By Karun Dewan, Consultant in Restorative Dentistry & Specialist in Prosthodontics, Endodontics, and Periodontics

It is increasingly recognised that the impact of disease on quality of life should be taken into account when assessing health status. It is likely that tooth loss, in most cases being a consequence of oral diseases, affects Oral Health-Related Quality of Life. Tooth loss causes disorder in the individual’s quality of life, mainly when it affects their well-being and appearance.

In many cases of root canal treatment, your saved tooth will last a lifetime; but not every case is cut and dry. If you’ve already had endodontic treatment and you’re experiencing issues again, or if you’ve been told that a root canal procedure is no longer an option for you, know that there are endodontic treatment alternatives. These are endodontic retreatment or endodontic surgery. Often different names such as apical surgery, apicectomy or endodontic microsurgery are used instead of endodontic surgery.

So, when is endodontic surgery needed?

Endodontic microsurgery is needed when the tooth does not heal as expected after initial root canal treatment or root canal retreatment. In some cases, root canal treatment is insufficient to save your tooth. In such a situation, your endodontist may recommend alternative strategies, which may include endodontic microsurgery. The endodontic microsurgery is a surgical procedure performed under microscope. As with any dental or medical procedures, occasionally, a tooth may fail to heal following the initial treatment for several reasons.

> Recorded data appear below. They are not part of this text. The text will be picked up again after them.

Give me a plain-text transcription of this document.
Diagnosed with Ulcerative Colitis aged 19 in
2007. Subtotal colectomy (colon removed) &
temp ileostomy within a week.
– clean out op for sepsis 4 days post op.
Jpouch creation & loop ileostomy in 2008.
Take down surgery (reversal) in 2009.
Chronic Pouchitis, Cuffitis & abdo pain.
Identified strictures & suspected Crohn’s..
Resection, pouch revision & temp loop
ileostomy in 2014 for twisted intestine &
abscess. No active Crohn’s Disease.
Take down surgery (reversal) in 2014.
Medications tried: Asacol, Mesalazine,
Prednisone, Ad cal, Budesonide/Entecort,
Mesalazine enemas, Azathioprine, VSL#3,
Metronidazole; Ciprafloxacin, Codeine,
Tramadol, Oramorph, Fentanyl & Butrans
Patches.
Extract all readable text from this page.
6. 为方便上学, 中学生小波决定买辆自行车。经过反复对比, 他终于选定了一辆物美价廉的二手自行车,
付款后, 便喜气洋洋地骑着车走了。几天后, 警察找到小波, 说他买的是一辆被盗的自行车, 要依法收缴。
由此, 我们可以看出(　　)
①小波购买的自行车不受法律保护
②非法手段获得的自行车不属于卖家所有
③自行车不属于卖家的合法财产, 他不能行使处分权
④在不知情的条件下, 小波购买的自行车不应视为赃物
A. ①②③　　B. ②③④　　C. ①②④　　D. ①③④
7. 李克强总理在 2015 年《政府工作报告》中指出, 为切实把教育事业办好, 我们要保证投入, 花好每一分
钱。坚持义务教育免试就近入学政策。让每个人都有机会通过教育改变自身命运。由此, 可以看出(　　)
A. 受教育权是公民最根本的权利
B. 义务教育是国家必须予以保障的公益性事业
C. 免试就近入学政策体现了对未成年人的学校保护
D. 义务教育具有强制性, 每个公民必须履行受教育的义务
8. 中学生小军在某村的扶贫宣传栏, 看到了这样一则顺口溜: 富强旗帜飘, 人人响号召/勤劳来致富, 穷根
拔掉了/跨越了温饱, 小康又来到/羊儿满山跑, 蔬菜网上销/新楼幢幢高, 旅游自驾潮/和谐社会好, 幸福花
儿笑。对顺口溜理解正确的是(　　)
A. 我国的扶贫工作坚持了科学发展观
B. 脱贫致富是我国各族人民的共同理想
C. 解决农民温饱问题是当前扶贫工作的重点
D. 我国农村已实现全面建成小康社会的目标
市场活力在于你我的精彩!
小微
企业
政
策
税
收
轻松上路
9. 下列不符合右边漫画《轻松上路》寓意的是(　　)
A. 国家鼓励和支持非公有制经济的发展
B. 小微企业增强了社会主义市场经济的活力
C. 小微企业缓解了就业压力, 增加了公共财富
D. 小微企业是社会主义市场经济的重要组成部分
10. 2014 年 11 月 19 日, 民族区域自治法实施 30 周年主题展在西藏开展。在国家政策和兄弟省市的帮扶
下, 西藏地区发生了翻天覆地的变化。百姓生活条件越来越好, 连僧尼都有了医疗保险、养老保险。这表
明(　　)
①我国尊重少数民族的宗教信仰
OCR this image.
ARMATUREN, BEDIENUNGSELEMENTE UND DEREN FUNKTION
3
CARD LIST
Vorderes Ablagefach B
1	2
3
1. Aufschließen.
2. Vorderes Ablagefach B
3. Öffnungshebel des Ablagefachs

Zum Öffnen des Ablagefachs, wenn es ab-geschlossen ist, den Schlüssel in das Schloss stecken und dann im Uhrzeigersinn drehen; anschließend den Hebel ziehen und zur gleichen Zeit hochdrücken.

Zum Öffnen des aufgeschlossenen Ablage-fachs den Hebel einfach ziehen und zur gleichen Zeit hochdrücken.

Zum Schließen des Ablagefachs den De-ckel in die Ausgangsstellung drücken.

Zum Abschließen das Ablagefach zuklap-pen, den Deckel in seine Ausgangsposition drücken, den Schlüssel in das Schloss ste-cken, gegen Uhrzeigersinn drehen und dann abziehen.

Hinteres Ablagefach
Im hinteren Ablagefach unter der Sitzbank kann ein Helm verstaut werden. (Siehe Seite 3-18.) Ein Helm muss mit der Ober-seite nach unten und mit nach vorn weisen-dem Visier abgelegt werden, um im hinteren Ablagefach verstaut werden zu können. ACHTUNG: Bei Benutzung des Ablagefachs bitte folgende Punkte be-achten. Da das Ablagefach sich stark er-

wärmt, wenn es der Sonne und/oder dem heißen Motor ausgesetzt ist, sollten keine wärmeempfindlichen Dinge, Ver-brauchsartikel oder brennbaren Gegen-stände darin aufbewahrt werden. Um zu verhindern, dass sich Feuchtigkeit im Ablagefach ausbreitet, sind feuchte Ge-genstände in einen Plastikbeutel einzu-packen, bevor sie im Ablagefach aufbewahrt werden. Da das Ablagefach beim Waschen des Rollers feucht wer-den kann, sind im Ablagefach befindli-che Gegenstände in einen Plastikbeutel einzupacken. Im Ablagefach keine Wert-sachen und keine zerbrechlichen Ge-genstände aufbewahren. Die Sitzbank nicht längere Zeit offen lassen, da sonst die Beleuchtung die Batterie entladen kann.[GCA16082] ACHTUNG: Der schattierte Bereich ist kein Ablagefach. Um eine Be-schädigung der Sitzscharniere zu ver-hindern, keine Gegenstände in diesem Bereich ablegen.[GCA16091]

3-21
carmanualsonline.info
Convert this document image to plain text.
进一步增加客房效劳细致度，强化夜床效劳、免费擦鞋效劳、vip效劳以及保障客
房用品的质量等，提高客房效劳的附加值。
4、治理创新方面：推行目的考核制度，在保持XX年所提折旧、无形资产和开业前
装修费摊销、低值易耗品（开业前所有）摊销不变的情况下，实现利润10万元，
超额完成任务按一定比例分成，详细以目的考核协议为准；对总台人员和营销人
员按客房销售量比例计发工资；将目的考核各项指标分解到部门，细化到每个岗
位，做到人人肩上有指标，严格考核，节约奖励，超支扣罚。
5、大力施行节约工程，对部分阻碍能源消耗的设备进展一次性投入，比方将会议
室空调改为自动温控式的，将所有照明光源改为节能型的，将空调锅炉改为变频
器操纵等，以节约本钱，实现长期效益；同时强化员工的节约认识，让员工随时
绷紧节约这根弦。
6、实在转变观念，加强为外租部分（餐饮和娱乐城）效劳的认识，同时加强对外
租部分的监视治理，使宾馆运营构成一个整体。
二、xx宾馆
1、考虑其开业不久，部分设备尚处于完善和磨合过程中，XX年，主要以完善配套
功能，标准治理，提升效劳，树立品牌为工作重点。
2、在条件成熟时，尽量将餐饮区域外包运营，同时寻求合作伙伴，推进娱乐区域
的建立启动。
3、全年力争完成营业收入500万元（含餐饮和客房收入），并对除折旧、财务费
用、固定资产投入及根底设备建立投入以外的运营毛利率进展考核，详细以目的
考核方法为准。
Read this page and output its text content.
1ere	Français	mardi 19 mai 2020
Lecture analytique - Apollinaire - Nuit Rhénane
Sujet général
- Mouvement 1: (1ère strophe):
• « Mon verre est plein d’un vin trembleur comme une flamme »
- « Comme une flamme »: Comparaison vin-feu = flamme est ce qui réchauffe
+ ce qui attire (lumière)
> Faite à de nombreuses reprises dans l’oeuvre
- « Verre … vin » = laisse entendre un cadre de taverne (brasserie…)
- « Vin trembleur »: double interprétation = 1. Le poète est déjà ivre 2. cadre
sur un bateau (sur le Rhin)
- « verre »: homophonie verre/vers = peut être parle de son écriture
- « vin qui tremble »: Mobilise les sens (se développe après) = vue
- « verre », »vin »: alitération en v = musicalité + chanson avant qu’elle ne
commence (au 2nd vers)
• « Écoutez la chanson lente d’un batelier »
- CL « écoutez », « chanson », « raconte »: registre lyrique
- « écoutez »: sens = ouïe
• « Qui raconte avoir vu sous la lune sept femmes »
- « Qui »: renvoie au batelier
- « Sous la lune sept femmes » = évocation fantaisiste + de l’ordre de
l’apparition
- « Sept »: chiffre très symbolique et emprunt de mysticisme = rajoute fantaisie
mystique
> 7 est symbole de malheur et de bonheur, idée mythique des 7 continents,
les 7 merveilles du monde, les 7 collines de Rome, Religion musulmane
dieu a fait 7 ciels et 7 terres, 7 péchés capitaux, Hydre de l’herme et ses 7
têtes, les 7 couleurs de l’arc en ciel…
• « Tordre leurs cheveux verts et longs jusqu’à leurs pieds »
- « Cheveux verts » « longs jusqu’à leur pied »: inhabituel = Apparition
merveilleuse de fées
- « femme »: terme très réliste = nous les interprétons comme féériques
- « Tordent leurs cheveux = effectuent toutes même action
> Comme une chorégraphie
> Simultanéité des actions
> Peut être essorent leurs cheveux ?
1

There are several situations in which endodontic surgery can help save a tooth where normal root canal therapy would be lacking and below are some broad indications (British Endodontic Society and Royal College of Surgeons of England):

  1. When orthograde root canal treatment cannot be completed due to persistent exudation into the root canal despite repeated chemo-mechanical debridement.
  2. When previous treatment has been carried out to guideline standards but symptomatic or progressing periradicular disease associated with an optimally root-filled tooth.
  3. Symptomatic or progressing periradicular disease associated with a well root-filled tooth and in which root canal retreatment:
    1. Has failed
    2. May be detrimental to the structural integrity of the tooth
    3. Would be destructive to a restoration or fixed prosthesis
    4. Would involve the removal of a post with a high risk of root fracture.
  4. Symptomatic or progressive periradicular disease associated with a tooth in which iatrogenic or developmental anomalies prevent orthograde root canal treatment being undertaken.
  5. When a biopsy of periradicular tissue is required. The sample should be sent in formalin for histopathological examination to the local head and neck pathology service.
  6. When visualisation of the periradicular tissues and tooth root is required if perforation or root fracture is suspected.

Surgical endodontic treatment performed in a modern technique is a viable treatment option for failed or failing root canal treated tooth. The type of advanced retro filling material and magnification (microscope) device may affect the outcome in a positive way.